Finalmente, e de maneira a fechar com chave de ouro esta análise, temos de louvar a qualidade da apresentação do jogo. O estilo artístico assenta que nem uma luva neste estilo de jogo e permite visuais absolutamente espantosos, dos melhores que a Nintendo 3DS recebeu até à data. Até mesmo o efeito 3D – funcionalidade muitas vezes negligenciada – foi bem adaptado, não se notando muitos problemas (em outros jogos, bastante comuns) de desfocagem.
Infelizmente, Monster Hunter Stories é vítima do sistema em que é lançado e mostra como a Nintendo 3DS, embora seja uma grande consola e ainda esteja bem viva, está no limite do seu poder. As quedas no rácio de fotogramas são mais comuns do que deviam e algumas cinemáticas apresentam um desfasamento entre o som e a aparição das legendas (assim como situações em que as legendas são manifestamente maiores do que as falas). Caso joguem numa consola new3DS, estas falhas deverão ser mais atenuadas, mas não completamente resolvidas.
Para além deste ponto, existe ainda a limitação técnica de o mapa que podemos navegar muitas vezes não corresponder aos limites que percebemos visualmente, isto é, embora possamos estar numa zona fechada, muitas vezes não podemos sequer embater contra as paredes, sendo impedidos por uma parede invisível. Este pormenor não afeta muito a experiência, mas não deixa de ser incomodativo e de estragar alguns momentos satisfatórios, como o já referido montar o “Monstie” enquanto corremos.
Opinião final:
Se são fãs de Monster Hunter e de RPGs por turno ao estilo de Pokémon ou Yo-kai Watch, não pensem duas vezes, este é o jogo perfeito para vocês. Com uma apresentação soberba e que leva a Nintendo 3DS aos limites, várias horas de aventura e exploração, e um sistema de combate que não se fica nada atrás de outros títulos do género, Monster Hunter Stories com certeza que não vos irá desapontar.

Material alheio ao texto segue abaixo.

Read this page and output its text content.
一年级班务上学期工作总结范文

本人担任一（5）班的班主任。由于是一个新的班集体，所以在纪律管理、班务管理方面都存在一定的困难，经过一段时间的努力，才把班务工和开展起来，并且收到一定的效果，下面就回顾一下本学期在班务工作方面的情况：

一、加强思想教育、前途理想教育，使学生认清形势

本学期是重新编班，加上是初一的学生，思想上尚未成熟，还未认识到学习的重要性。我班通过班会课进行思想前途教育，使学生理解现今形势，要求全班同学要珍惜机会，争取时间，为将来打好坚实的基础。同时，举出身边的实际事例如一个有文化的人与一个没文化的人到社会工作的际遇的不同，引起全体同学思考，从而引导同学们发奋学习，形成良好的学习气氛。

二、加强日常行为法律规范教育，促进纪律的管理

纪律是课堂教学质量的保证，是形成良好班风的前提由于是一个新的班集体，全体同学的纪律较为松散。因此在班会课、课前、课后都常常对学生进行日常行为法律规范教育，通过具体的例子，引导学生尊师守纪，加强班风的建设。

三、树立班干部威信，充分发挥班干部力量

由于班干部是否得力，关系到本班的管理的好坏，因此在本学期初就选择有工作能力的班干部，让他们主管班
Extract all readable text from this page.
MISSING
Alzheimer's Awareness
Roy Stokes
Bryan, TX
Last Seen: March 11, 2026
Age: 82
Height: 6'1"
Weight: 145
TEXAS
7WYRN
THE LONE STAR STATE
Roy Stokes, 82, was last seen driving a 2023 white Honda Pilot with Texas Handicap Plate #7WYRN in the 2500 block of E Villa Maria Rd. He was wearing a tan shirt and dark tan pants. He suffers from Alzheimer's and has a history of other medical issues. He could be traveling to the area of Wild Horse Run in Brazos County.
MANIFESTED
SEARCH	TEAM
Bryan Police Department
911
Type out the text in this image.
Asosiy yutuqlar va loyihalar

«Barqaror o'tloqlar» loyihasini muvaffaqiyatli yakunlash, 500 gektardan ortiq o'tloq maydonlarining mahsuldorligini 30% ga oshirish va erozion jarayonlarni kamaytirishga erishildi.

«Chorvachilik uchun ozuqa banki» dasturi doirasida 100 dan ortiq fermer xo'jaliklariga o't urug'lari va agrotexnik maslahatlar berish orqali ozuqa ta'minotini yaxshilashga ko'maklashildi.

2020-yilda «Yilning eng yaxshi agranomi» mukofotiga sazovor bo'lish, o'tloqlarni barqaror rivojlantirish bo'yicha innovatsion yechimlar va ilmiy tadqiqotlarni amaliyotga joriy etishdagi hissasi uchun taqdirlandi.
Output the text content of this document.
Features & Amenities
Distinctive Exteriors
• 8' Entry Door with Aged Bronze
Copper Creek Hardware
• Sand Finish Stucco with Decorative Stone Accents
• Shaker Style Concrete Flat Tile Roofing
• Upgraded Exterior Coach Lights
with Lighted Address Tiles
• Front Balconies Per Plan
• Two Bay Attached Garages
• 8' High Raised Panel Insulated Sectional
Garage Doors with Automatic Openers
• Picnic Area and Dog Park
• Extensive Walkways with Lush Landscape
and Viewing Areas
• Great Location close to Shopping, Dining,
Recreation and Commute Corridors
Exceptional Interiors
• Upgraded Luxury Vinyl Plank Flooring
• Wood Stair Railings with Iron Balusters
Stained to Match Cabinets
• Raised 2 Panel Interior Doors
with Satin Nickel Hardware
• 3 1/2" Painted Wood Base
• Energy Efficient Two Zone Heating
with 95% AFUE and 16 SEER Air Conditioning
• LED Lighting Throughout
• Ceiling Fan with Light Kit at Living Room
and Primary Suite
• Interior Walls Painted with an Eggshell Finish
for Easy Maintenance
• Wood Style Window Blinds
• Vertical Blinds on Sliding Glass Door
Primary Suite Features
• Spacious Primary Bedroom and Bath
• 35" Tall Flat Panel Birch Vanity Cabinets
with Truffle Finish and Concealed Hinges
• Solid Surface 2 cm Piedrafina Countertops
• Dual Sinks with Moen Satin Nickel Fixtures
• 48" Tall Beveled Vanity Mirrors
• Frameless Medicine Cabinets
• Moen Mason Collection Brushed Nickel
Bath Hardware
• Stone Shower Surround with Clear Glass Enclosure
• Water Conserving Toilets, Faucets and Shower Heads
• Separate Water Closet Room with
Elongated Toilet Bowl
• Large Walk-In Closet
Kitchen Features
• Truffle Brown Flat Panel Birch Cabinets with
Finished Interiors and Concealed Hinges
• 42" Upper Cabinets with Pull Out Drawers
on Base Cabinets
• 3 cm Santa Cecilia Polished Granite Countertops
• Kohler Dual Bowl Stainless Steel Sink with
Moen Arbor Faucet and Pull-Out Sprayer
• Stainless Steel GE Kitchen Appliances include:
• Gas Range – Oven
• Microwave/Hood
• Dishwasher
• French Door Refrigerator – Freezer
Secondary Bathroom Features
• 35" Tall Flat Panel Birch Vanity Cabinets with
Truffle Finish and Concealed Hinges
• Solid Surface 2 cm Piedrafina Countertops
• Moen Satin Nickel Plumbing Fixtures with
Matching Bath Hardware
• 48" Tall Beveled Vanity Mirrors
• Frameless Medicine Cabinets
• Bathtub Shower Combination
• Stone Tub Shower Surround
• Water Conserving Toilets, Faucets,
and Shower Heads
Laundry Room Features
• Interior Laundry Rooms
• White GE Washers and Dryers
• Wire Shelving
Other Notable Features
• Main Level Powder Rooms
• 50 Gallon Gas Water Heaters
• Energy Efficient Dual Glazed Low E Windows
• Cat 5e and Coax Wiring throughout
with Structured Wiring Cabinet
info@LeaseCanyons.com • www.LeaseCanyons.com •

Como todos os jogos, tem algumas falhas, sendo as causadas pelo hardware em que é lançado e por explorar ao máximo as potencialidades do mesmo, como algumas quedas no rácio de fotogramas. Tirando estas, talvez apenas se pedisse que o jogo se afastasse um pouco mais das ofertas do género já disponíveis no mercado, nomeadamente no sistema de combate.
Do que gostamos:
- Apresentação irrepreensível;
- Várias horas de aventura e exploração;
- Combate divertido e bem adaptado;
- Possibilidade de ter um contacto mais íntimo com alguns dos monstros mais icónicos da série.
Do que não gostamos:
- Alguns problemas técnicos de menor envergadura, devido aos limites da Nintendo 3DS;
- Sistema de combate afasta-se pouco de outras ofertas já disponíveis no mercado.